On Monday (19 December 2022), Mike McGlone, a Senior Macro Strategist at Bloomberg Intelligence (Bloomberg’s research arm on the Bloomberg Terminal”), shared his outlook for Bitcoin and Ethereum.

In the latest edition of Bloomberg Intelligence’s “Crypto Outlook” report, McGlone (and the three contributing analysts he worked with on this research) said:

It’s been one of the most severe drawdowns in crypto history, yet the Bloomberg Galaxy Crypto Index (BGCI) is still up about 200% since the end of 2019 vs. 20-60% for gold, the S&P 500, the Bloomberg Commodity Spot index and US money supply to Dec 2. The question is how much worse things can get for the space, overdue to cleanse speculative excesses. Our bias is risk vs. reward, with the BGCI tilted toward resuming its propensity to outperform…

About 70% of the BGCI is Bitcoin and Ethereum, which are notable for definable diminishing supply vs. increasing adoption and demand. Something has to reverse the demand side of that equation, or by the rules of economics, the price should rise over time. A significant dip within an elongated trend is how we expect history to view 2022 in cryptos…

That the drop in the value of the entire crypto market in 2022 to Dec. 2 — about $1.3 trillion — is roughly equivalent to the market-cap fall of two stocks, Amazon and Google, is indicative of cryptos’ nascent stage. The most aggressive Fed tightening in 40 years is a good reason for the macroeconomic ebbing tide, but 2023 may be about which assets come out ahead as central banks pivot. If they don’t flip to easing, the world may tilt more deeply into recession, with repercussions for all risk assets. Our base case is for an elongated deflationary period, with the crypto market, as measured by the Bloomberg Galaxy Crypto Index, coming out ahead.

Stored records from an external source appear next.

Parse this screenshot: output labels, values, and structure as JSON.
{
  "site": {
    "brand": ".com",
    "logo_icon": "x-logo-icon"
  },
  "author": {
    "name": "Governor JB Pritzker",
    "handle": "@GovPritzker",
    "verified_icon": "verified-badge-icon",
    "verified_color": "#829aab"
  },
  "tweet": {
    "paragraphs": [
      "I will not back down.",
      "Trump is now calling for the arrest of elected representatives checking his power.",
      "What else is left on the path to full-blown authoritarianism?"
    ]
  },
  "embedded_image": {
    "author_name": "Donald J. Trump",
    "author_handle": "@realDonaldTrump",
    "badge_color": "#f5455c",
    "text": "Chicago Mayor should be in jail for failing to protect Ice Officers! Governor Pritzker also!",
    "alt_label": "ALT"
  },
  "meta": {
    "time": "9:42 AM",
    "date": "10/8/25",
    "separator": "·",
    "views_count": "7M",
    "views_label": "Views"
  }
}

On 19 December 2022, McGlone stated:

Ethereum’s advances vs. Bitcoin have been unshaken by 2022 deflation in most risk assets and may be gaining underpinnings. At a ratio of about 0.08, the Ethereum/Bitcoin cross rate is the same as in May 2021, when the Nasdaq 100 Stock Index was about 20% higher.

Our graphic shows the trend of the No. 2 crypto outperforming No. 1, which appeared coincident with the rise of risk assets. This year’s 30% drop in the Nasdaq is part of a receding tide, including about a 65% decline in Ethereum to Dec. 16.

Migration into the mainstream is our takeaway, and once the dust settles from some reversion in risk assets amid inflation pressures, Ethereum is more likely to resume doing what it has been — outperforming. Annual volatility in Ethereum is about 1.3x that of Bitcoin.

McGlone gave an interview (released on 6 December 2022) to Daniela Cambone, Editor-at-Large and Anchor at Stansberry Research, “a subscription-based publisher of financial information and software”, during which — according to a report by The Daily Hodl — he said:

“Cryptos have already backed up 80%, and you just don’t want to get too bearish when a thing is down 80%. I think we’re in the final stages of this bear market for cryptos, but it’s not going to be easy. Typically markets don’t just make a V bottom. They have to make it as difficult as possible and the key thing I’ve learned trading in markets, especially bear markets, is they’ll make you lose your hair, they’ll take money from everybody and they have to be volatile and difficult. That’s the key thing...

Remember, this is not a crypto winter. This an everything winter, except for one asset class. Those are commodities. Commodities have to go down. If they don’t, the Fed is going to keep tightening until they do, and so that that’s to me the way I look at it.